En başından söyleyeyim, Show TV'de cuma akşamı gala yapan 'Gülperi', eli yüzü düzgün bir dizi. Konu aslında bildik. Kaderin darbe üzerine darbe vurduğu bir kadının dramı ve ayrı düştüğü çocuklarını geri kazanma savaşı...
Nurgül Yeşilçay'ın oyunculuğunu asla tartışmam.
Döneminin en yetenekli kadın oyuncularından biri. Ancak bazı roller, üzerine fena halde yapışıp kaldı.
Onu bir kez daha mağdure olarak izlemek azıcık keyfimi kaçırsa da, oyunculuk performansına diyecek tek sözüm yok.

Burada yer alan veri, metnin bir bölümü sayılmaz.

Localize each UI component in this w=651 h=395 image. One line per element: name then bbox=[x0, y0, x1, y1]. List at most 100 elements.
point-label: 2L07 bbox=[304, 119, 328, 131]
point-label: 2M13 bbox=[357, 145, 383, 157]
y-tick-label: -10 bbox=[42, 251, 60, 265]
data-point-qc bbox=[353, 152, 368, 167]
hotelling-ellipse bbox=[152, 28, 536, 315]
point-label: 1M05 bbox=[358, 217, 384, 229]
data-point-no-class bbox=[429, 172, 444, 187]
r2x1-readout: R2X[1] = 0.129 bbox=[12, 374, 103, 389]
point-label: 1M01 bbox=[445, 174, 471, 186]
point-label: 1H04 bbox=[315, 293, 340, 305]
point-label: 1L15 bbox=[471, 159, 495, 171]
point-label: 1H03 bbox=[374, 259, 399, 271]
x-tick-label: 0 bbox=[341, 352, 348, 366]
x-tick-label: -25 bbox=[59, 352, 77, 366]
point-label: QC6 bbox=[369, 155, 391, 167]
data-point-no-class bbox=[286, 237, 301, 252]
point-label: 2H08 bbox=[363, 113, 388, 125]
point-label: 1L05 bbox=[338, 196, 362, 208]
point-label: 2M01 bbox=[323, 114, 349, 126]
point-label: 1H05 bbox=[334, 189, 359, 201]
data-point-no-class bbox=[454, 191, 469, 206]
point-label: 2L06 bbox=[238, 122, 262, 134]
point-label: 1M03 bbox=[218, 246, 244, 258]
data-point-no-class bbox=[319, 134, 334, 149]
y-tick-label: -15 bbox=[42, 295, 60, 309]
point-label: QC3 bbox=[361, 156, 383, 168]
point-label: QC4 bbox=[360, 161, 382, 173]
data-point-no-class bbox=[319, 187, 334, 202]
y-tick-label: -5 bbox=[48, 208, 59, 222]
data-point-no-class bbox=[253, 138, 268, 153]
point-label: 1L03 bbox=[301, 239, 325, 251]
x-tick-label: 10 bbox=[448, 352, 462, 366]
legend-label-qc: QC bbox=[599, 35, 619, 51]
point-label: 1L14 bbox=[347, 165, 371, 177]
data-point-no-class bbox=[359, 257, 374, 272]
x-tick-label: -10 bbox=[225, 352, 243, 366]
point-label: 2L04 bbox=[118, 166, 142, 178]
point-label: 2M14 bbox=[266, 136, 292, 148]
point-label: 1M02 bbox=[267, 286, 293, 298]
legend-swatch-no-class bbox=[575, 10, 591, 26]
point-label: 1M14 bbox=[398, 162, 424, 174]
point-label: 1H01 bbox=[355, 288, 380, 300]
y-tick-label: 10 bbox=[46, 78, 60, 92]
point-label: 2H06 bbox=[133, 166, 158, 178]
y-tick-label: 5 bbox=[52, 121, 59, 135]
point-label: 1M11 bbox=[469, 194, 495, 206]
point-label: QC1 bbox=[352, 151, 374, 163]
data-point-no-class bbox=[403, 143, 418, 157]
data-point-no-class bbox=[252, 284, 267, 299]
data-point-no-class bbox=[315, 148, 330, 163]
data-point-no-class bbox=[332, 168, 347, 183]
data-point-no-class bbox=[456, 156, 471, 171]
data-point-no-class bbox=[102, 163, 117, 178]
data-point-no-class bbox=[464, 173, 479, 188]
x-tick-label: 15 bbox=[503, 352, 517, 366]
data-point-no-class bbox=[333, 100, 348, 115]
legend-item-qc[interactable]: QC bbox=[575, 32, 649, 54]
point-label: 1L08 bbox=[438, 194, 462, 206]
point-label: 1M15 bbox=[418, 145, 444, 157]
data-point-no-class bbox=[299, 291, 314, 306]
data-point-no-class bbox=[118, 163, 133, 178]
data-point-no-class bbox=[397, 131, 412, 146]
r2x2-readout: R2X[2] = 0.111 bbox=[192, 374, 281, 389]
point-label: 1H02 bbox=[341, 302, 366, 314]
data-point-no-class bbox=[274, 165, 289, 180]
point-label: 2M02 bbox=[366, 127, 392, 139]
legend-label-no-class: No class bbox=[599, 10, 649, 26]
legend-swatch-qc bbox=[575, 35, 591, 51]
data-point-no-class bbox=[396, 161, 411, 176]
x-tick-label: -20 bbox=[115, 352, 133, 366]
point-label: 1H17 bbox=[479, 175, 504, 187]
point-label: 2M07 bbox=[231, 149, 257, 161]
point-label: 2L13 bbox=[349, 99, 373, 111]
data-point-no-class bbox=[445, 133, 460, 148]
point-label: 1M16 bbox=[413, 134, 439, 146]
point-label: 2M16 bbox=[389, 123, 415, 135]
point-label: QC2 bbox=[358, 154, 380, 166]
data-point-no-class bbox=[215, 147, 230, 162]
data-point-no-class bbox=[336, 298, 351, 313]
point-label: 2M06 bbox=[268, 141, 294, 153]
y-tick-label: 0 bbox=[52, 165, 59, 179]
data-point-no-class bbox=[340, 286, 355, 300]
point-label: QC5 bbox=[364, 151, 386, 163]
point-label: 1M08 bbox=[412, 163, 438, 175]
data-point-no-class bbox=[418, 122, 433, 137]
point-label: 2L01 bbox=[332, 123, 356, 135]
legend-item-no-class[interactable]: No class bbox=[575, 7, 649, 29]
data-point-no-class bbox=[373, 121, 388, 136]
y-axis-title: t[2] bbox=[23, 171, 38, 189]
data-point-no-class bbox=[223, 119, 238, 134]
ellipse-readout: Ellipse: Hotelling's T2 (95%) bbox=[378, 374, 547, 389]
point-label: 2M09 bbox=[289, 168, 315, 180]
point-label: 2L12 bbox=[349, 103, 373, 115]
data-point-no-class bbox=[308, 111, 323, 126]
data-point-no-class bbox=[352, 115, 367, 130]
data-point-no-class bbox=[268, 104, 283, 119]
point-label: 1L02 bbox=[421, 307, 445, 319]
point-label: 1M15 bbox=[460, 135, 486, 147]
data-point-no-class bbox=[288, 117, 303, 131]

Gaziantepli ailenin şive sorunları ise gözüme çapak gibi battı. 'Gülperi', kusursuz İstanbul Türkçesi konuşurken, onun yetiştirdiği üç çocuk, yörenin şivesini en keskin şekilde kullanıyor. Bir de çocukların görüntüsü fena halde kentli. Özellikle 'Hasan', Cadde'de takılan 'Berkcan' iken sanki zembille Gaziantep'teki çiftliğe indirilmiş gibi duruyor.
Bir de 'Gülperi'nin kent otogarında otobüse tekme tokat bindirildiği bir sahne vardı ki, pek mantığıma sığmadı.
Otogarda bir tek emniyet görevlisi yok muydu bu vahşete 'Dur' diyecek? Haydi vatandaş korkusundan müdahalede bulunmadı diyelim. Peki ya şoför; dayakla bayıltılıp otobüse konulan kadın için emniyete niye şikayette bulunmadı?
Ayrıca çocuklarından kopartılıp sürgüne gönderilen 'Gülperi', durumu ne de çabuk kabul etti? Sen iki yıl boyunca cezaevinde çocuklarının hasretini çekeceksin, sonra çıktığın gün onları görmeden İstanbul'a gönderileceksin. 'Gülperi' gibi sözde savaşçı bir kadının 2 kilometre sonra otobüsü durdurup konağın kapısına dayanması gerekmez miydi?
Neyse, daha ilk bölümden fazla yüklenmeyeyim...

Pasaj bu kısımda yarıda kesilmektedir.